74    The Authority dismissed the email as providing, nothing of substance in relation to the questions arising before me. The Authority was unwilling to give the information weight in circumstances where it was unverified. This distinguishes the matter from CNY17 where the Authority had not mentioned the prejudicial material, giving rise to an apprehension that it may have been subconsciously influenced by that material. In this case, the Tribunal must be understood as indicating that it gave no weight to the material. That indication acts to allay any apprehension of subconscious influence.

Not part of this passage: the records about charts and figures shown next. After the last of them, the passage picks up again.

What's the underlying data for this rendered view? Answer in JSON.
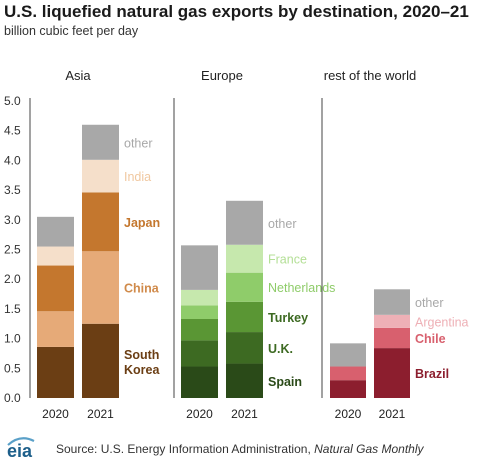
{
  "title": "U.S. liquefied natural gas exports by destination, 2020–21",
  "subtitle": "billion cubic feet per day",
  "footer": {
    "logo_text": "eia",
    "source_prefix": "Source: U.S. Energy Information Administration, ",
    "source_italic": "Natural Gas Monthly"
  },
  "chart_data": {
    "type": "bar",
    "stacked": true,
    "ylim": [
      0,
      5.0
    ],
    "yticks": [
      "0.0",
      "0.5",
      "1.0",
      "1.5",
      "2.0",
      "2.5",
      "3.0",
      "3.5",
      "4.0",
      "4.5",
      "5.0"
    ],
    "grid": false,
    "categories": [
      "2020",
      "2021"
    ],
    "panels": [
      {
        "name": "Asia",
        "series": [
          {
            "name": "South Korea",
            "values": [
              0.86,
              1.25
            ],
            "colors": [
              "#6b3e14",
              "#6b3e14"
            ],
            "label_color": "#6b3e14"
          },
          {
            "name": "China",
            "values": [
              0.6,
              1.22
            ],
            "colors": [
              "#e6aa78",
              "#e6aa78"
            ],
            "label_color": "#d08a4a"
          },
          {
            "name": "Japan",
            "values": [
              0.77,
              0.99
            ],
            "colors": [
              "#c4772e",
              "#c4772e"
            ],
            "label_color": "#c4772e"
          },
          {
            "name": "India",
            "values": [
              0.32,
              0.55
            ],
            "colors": [
              "#f5dfca",
              "#f5dfca"
            ],
            "label_color": "#f0c8a0"
          },
          {
            "name": "other",
            "values": [
              0.5,
              0.59
            ],
            "colors": [
              "#a8a8a8",
              "#a8a8a8"
            ],
            "label_color": "#a8a8a8"
          }
        ]
      },
      {
        "name": "Europe",
        "series": [
          {
            "name": "Spain",
            "values": [
              0.53,
              0.58
            ],
            "colors": [
              "#2a4a18",
              "#2a4a18"
            ],
            "label_color": "#2a4a18"
          },
          {
            "name": "U.K.",
            "values": [
              0.44,
              0.53
            ],
            "colors": [
              "#3d6a22",
              "#3d6a22"
            ],
            "label_color": "#3d6a22"
          },
          {
            "name": "Turkey",
            "values": [
              0.36,
              0.51
            ],
            "colors": [
              "#5a9634",
              "#5a9634"
            ],
            "label_color": "#3d6a22"
          },
          {
            "name": "Netherlands",
            "values": [
              0.23,
              0.49
            ],
            "colors": [
              "#8fcc6a",
              "#8fcc6a"
            ],
            "label_color": "#8fcc6a"
          },
          {
            "name": "France",
            "values": [
              0.26,
              0.47
            ],
            "colors": [
              "#c6e8ad",
              "#c6e8ad"
            ],
            "label_color": "#b3df95"
          },
          {
            "name": "other",
            "values": [
              0.75,
              0.74
            ],
            "colors": [
              "#a8a8a8",
              "#a8a8a8"
            ],
            "label_color": "#a8a8a8"
          }
        ]
      },
      {
        "name": "rest of the world",
        "series": [
          {
            "name": "Brazil",
            "values": [
              0.3,
              0.84
            ],
            "colors": [
              "#8c1e2e",
              "#8c1e2e"
            ],
            "label_color": "#8c1e2e"
          },
          {
            "name": "Chile",
            "values": [
              0.23,
              0.34
            ],
            "colors": [
              "#d8606e",
              "#d8606e"
            ],
            "label_color": "#d8606e"
          },
          {
            "name": "Argentina",
            "values": [
              0.0,
              0.22
            ],
            "colors": [
              "#eeb0b6",
              "#eeb0b6"
            ],
            "label_color": "#eeb0b6"
          },
          {
            "name": "other",
            "values": [
              0.39,
              0.43
            ],
            "colors": [
              "#a8a8a8",
              "#a8a8a8"
            ],
            "label_color": "#a8a8a8"
          }
        ]
      }
    ]
  }
}
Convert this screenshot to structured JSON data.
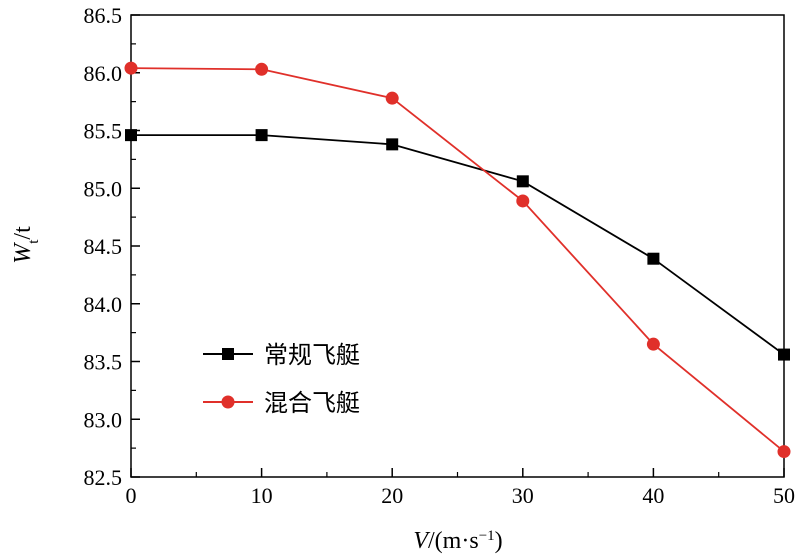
{
  "chart_data": {
    "type": "line",
    "x": [
      0,
      10,
      20,
      30,
      40,
      50
    ],
    "series": [
      {
        "name": "常规飞艇",
        "color": "#000000",
        "marker": "square",
        "values": [
          85.46,
          85.46,
          85.38,
          85.06,
          84.39,
          83.56
        ]
      },
      {
        "name": "混合飞艇",
        "color": "#e0302a",
        "marker": "circle",
        "values": [
          86.04,
          86.03,
          85.78,
          84.89,
          83.65,
          82.72
        ]
      }
    ],
    "xlim": [
      0,
      50
    ],
    "ylim": [
      82.5,
      86.5
    ],
    "xticks": [
      "0",
      "10",
      "20",
      "30",
      "40",
      "50"
    ],
    "yticks": [
      "82.5",
      "83.0",
      "83.5",
      "84.0",
      "84.5",
      "85.0",
      "85.5",
      "86.0",
      "86.5"
    ],
    "xlabel_parts": {
      "var": "V",
      "unit": "/(m·s",
      "sup": "−1",
      "close": ")"
    },
    "ylabel_parts": {
      "var": "W",
      "sub": "t",
      "unit": "/t"
    },
    "grid": false,
    "legend_position": "lower-left"
  }
}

75    I do not accept that a hypothetical fair-minded lay observer with knowledge of the material objective facts might reasonably have apprehended that the Authority might not have brought an impartial mind to the review by reason of the email having been given to the Authority.

76    The appellants first ground of appeal must be rejected.

Conclusion

77    I have rejected both grounds of appeal. The appeal must be dismissed.

78    I will order that the appellants pay the Minister’s costs of the appeal.

I certify that the preceding seventy-eight (78) numbered paragraphs are a true copy of the Reasons for Judgment of the Honourable Justice Rangiah.